Tous les artistes étaient extraordinaires, mais les numéros d’humour n’ont pas retenu mon attention. Par contre, j’ai eu des gros coups de cœur pour l’interprétation de Ma fille de Serge Reggiani chantée par Sophie Grégoire, de T’embellis ma vie d’Yann Perreau, de Everybody hurts de R.E.M. chantée par Antoine Gratton, de Faire la paix avec l’amour de Danny Bédar, de Pleurs dans la nuit de Mario Pelchat interprétée par Alex Nevsky et de l’émouvante La Manic interprétée par Elliot Maginot et Léane Labrèche-Dor, la petite-fille de l’auteur compositeur de cette chanson, Georges Dor.

Le clou de la soirée est sans contredit l’interprétation faite par Betty Bonifassi de la chanson Le chat du café des artistes de Jean-Pierre Ferland. Cette femme a une présence sur scène qui subjugue comme la lumière attire les papillons de nuit. J’étais accrochée à sa voix, à ses gestes, à son énergie. Une artiste incontournable qu’il convient de suivre. Elle a eu droit à une ovation debout à la fin de son numéro tellement elle est fabuleuse.

En finale, nous avons eu droit à un bel hommage à deux artistes disparus, Stéphane Venne et Serge Fiori, par les interprétations des chansons Le temps est bon par Janick Fournier et Véronique Claveau et Un musicien parmi tant d’autres par Yann Perreau et Breen LeBoeuf dont la voix reste inaltérée par l’âge. Nous avons chanté avec eux bien entendu.
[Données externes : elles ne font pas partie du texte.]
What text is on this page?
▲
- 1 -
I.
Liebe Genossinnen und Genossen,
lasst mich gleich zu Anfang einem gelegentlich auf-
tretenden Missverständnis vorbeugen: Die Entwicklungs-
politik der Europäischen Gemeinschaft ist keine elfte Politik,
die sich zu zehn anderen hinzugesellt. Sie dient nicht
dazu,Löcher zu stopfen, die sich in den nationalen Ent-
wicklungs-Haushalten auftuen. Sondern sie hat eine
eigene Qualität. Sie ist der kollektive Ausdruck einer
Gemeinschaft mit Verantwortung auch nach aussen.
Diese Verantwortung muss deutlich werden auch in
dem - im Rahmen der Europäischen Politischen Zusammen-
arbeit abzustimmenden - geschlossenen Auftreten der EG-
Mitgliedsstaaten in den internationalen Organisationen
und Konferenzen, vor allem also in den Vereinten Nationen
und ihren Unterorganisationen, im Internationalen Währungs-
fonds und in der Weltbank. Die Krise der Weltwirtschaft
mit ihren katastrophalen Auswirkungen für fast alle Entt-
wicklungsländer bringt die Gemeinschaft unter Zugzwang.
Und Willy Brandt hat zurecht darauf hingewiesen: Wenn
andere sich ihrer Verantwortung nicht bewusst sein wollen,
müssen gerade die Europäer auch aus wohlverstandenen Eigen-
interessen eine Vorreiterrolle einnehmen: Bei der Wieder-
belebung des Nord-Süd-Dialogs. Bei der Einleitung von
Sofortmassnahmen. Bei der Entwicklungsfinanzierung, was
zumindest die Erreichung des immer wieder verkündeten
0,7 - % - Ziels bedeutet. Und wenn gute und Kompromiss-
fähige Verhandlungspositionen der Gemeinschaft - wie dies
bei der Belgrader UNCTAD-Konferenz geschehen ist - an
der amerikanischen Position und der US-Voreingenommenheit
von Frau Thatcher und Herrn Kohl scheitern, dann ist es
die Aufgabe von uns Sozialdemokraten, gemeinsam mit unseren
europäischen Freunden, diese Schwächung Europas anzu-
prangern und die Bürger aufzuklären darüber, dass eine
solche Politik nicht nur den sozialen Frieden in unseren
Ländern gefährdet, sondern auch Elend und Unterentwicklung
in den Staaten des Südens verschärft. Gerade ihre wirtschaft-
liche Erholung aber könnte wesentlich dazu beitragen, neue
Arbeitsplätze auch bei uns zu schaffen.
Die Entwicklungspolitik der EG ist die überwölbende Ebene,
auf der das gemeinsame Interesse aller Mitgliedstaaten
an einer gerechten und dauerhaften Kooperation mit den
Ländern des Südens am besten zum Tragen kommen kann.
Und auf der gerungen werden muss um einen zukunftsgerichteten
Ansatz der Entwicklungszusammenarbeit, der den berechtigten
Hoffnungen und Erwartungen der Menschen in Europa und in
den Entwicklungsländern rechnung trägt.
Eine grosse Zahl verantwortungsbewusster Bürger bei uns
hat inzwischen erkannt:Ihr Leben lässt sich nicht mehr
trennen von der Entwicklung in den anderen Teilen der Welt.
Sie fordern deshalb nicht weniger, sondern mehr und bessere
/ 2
La 7e édition de La Nuit de la déprime est déjà annoncée pour le quatrième lundi de janvier 2027 qui se veut, selon la tradition populaire, la journée la plus déprimante de l’année. Certains spectateurs avaient assisté aux six éditions. Ils ont eu raison d’être encore présents cette année. Personnellement, j’y serai l’an prochain. Cette soirée fait du bien au cœur. Achetez vos billets pour l’an prochain dès que possible. Ils seront mis en vente très bientôt. En attendant, il n’est jamais trop tard pour faire un don à la Fondation Ronald Denis.